WCP HC: "D.C.’s Fiercest Neighborhood Battle Goes Before Its Ultimate Arbiter" -- on yesterday's pop-up zoning regulations proposal

Click on the link to read the entire Washington City Paper Housing Complex post: 

Thanks to WCP HC reporter Aaron Wiener for covering this news.

Since Bloomingdale's non-commercial areas are all zoned R-4, this proposed pop-up zoning regulation proposal would impact Bloomingdale.
                                      

D.C.’s Fiercest Neighborhood Battle Goes Before Its Ultimate Arbiter


The townspeople are under assault. A mythical villain, a giant that seems to grow larger with each passing day, is attacking life as we know it, and the people are defenseless. They have just one place to turn, just one would-be hero who can save them.
The Zoning Commission, naturally.
The assailant is the practice of adding an extra floor or two to a rowhouse, known as a pop-up, or converting it to condos. As the D.C. real-estate market has strengthened in the past few years, these pop-ups and conversions seem to be everywhere in once-uniform rowhouse neighborhoods. And some neighbors, fearing the loss of views, sun, parking, or peace, have sought to put an end to them.
...
Under the proposal, rowhouse neighbors, zoned R-4, would see the maximum building height allowed as a matter of right reduced from 40 feet to 35 feet. Additionally, it would become much more difficult to convert a rowhouse to more than two units.

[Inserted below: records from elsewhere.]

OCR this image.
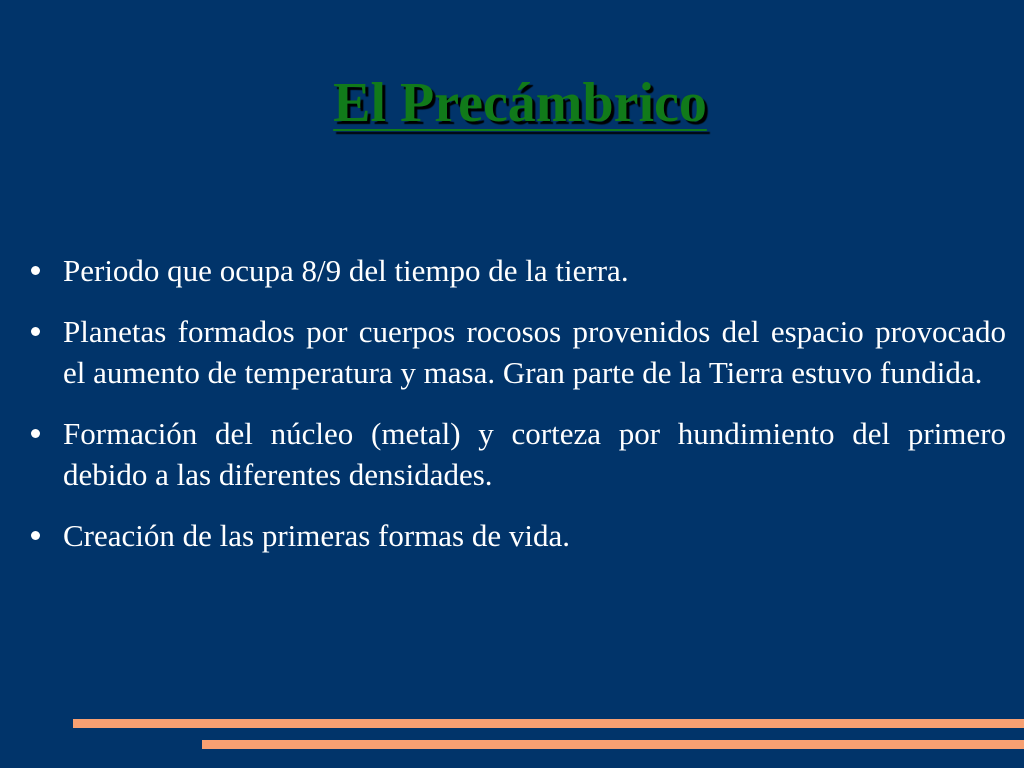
El Precámbrico
Periodo que ocupa 8/9 del tiempo de la tierra.
Planetas formados por cuerpos rocosos provenidos del espacio provocado el aumento de temperatura y masa. Gran parte de la Tierra estuvo fundida.
Formación del núcleo (metal) y corteza por hundimiento del primero debido a las diferentes densidades.
Creación de las primeras formas de vida.
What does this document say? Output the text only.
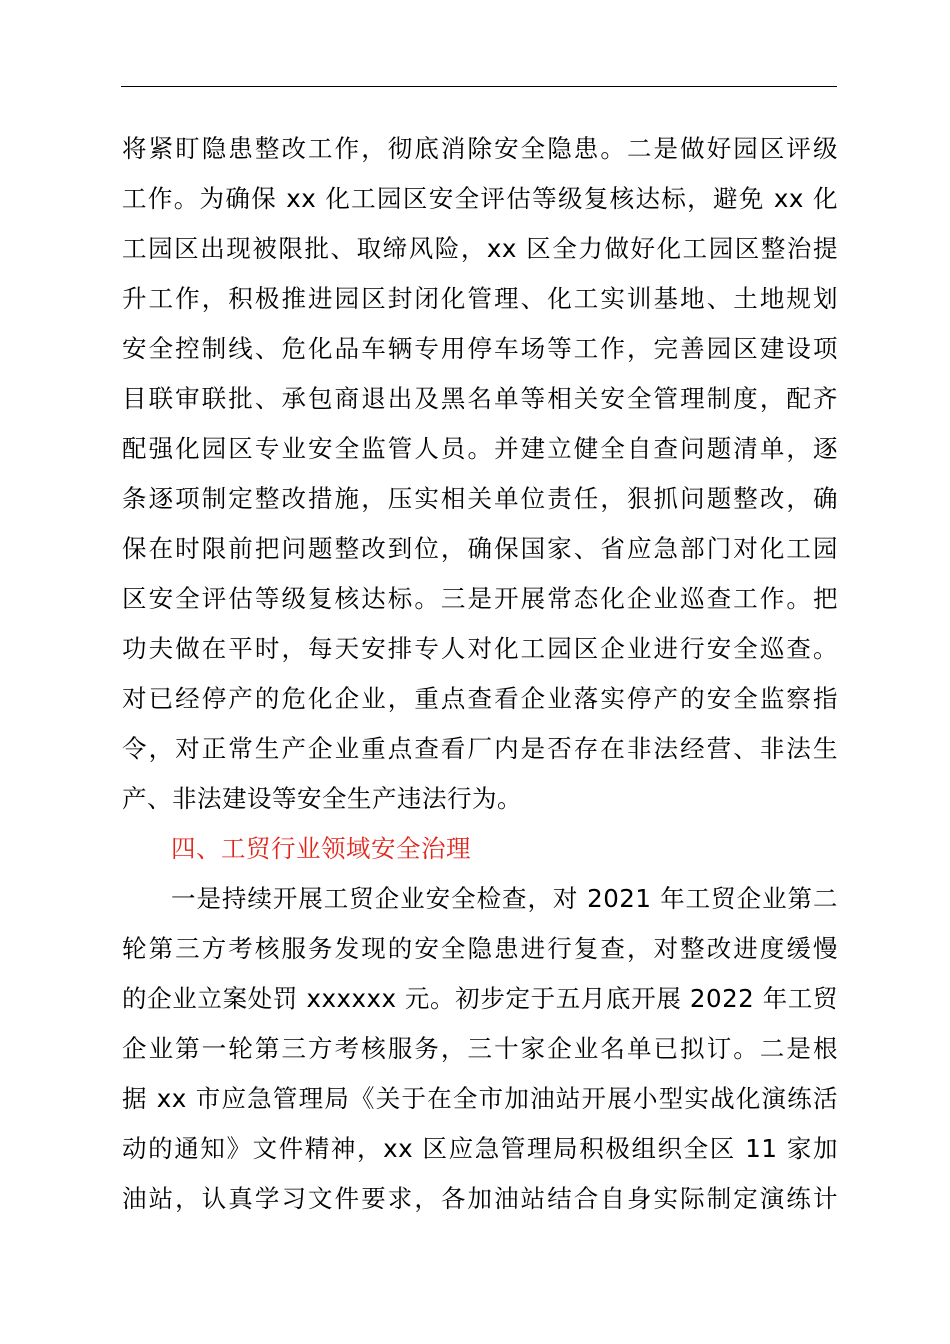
将紧盯隐患整改工作，彻底消除安全隐患。二是做好园区评级
工作。为确保 xx 化工园区安全评估等级复核达标，避免 xx 化
工园区出现被限批、取缔风险，xx 区全力做好化工园区整治提
升工作，积极推进园区封闭化管理、化工实训基地、土地规划
安全控制线、危化品车辆专用停车场等工作，完善园区建设项
目联审联批、承包商退出及黑名单等相关安全管理制度，配齐
配强化园区专业安全监管人员。并建立健全自查问题清单，逐
条逐项制定整改措施，压实相关单位责任，狠抓问题整改，确
保在时限前把问题整改到位，确保国家、省应急部门对化工园
区安全评估等级复核达标。三是开展常态化企业巡查工作。把
功夫做在平时，每天安排专人对化工园区企业进行安全巡查。
对已经停产的危化企业，重点查看企业落实停产的安全监察指
令，对正常生产企业重点查看厂内是否存在非法经营、非法生
产、非法建设等安全生产违法行为。
四、工贸行业领域安全治理
一是持续开展工贸企业安全检查，对 2021 年工贸企业第二
轮第三方考核服务发现的安全隐患进行复查，对整改进度缓慢
的企业立案处罚 xxxxxx 元。初步定于五月底开展 2022 年工贸
企业第一轮第三方考核服务，三十家企业名单已拟订。二是根
据 xx 市应急管理局《关于在全市加油站开展小型实战化演练活
动的通知》文件精神，xx 区应急管理局积极组织全区 11 家加
油站，认真学习文件要求，各加油站结合自身实际制定演练计
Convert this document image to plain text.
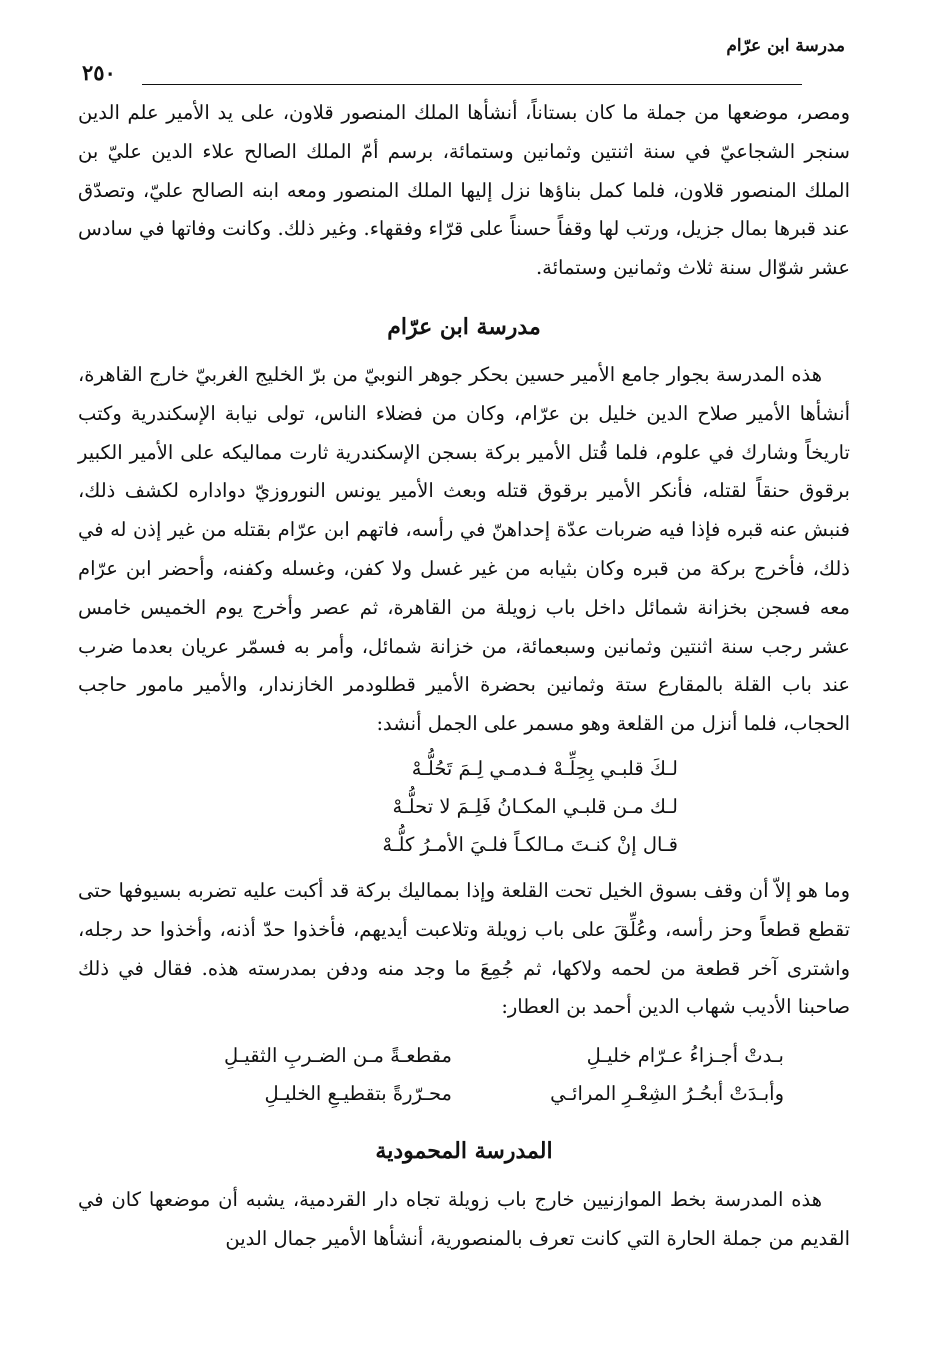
مدرسة ابن عرّام
٢٥٠

ومصر، موضعها من جملة ما كان بستاناً، أنشأها الملك المنصور قلاون، على يد الأمير علم الدين سنجر الشجاعيّ في سنة اثنتين وثمانين وستمائة، برسم أمّ الملك الصالح علاء الدين عليّ بن الملك المنصور قلاون، فلما كمل بناؤها نزل إليها الملك المنصور ومعه ابنه الصالح عليّ، وتصدّق عند قبرها بمال جزيل، ورتب لها وقفاً حسناً على قرّاء وفقهاء. وغير ذلك. وكانت وفاتها في سادس عشر شوّال سنة ثلاث وثمانين وستمائة.

مدرسة ابن عرّام

هذه المدرسة بجوار جامع الأمير حسين بحكر جوهر النوبيّ من برّ الخليج الغربيّ خارج القاهرة، أنشأها الأمير صلاح الدين خليل بن عرّام، وكان من فضلاء الناس، تولى نيابة الإسكندرية وكتب تاريخاً وشارك في علوم، فلما قُتل الأمير بركة بسجن الإسكندرية ثارت مماليكه على الأمير الكبير برقوق حنقاً لقتله، فأنكر الأمير برقوق قتله وبعث الأمير يونس النوروزيّ دواداره لكشف ذلك، فنبش عنه قبره فإذا فيه ضربات عدّة إحداهنّ في رأسه، فاتهم ابن عرّام بقتله من غير إذن له في ذلك، فأخرج بركة من قبره وكان بثيابه من غير غسل ولا كفن، وغسله وكفنه، وأحضر ابن عرّام معه فسجن بخزانة شمائل داخل باب زويلة من القاهرة، ثم عصر وأخرج يوم الخميس خامس عشر رجب سنة اثنتين وثمانين وسبعمائة، من خزانة شمائل، وأمر به فسمّر عريان بعدما ضرب عند باب القلة بالمقارع ستة وثمانين بحضرة الأمير قطلودمر الخازندار، والأمير مامور حاجب الحجاب، فلما أنزل من القلعة وهو مسمر على الجمل أنشد:

لـكَ قلبـي بِحِلِّـهْ فـدمـي لِـمَ تَحُلُّـهْ
لـك مـن قلبـي المكـانُ فَلِـمَ لا تحلُّـهْ
قـال إنْ كنـتَ مـالكـاً فلـيَ الأمـرُ كلُّـهْ

وما هو إلاّ أن وقف بسوق الخيل تحت القلعة وإذا بمماليك بركة قد أكبت عليه تضربه بسيوفها حتى تقطع قطعاً وحز رأسه، وعُلِّقَ على باب زويلة وتلاعبت أيديهم، فأخذوا حدّ أذنه، وأخذوا حد رجله، واشترى آخر قطعة من لحمه ولاكها، ثم جُمِعَ ما وجد منه ودفن بمدرسته هذه. فقال في ذلك صاحبنا الأديب شهاب الدين أحمد بن العطار:

بـدتْ أجـزاءُ عـرّام خليـلِ
مقطعـةً مـن الضـربِ الثقيـلِ
وأبـدَتْ أبحُـرُ الشِعْـرِ المرائـي
محـرّرةً بتقطيـعِ الخليـلِ
المدرسة المحمودية

هذه المدرسة بخط الموازنيين خارج باب زويلة تجاه دار القردمية، يشبه أن موضعها كان في القديم من جملة الحارة التي كانت تعرف بالمنصورية، أنشأها الأمير جمال الدين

The Office of Planning claims it's a way to preserve family housing in a city whose development has focused excessively on studios and one-bedrooms for young professionals.
Critics say it's a loss of property rights and a restriction on the housing supply at a time when more supply is needed to meet demand.
....
"When one thinks about the character of the city," ANC 1A commissioner Kent Boese testified, "it is the rowhouse that shows up in television shows and movies."
The debate, essentially, is this: Should that character be preserved at all costs? Or should those neighborhoods be opened to more people at the expense of some small portion of that character?
The Zoning Commission should soon have an answer for us.

1 comment:

Jenifer said...

Can we vote out the Zoning Commission if we don't like their decisions? Is this just another group of bureaucrats shoving things into all the "empty spaces" in DC? It's bad enough the Mall is getting jammed up with ever more "museums" but now it's our neighborhoods as well! Save our spaces!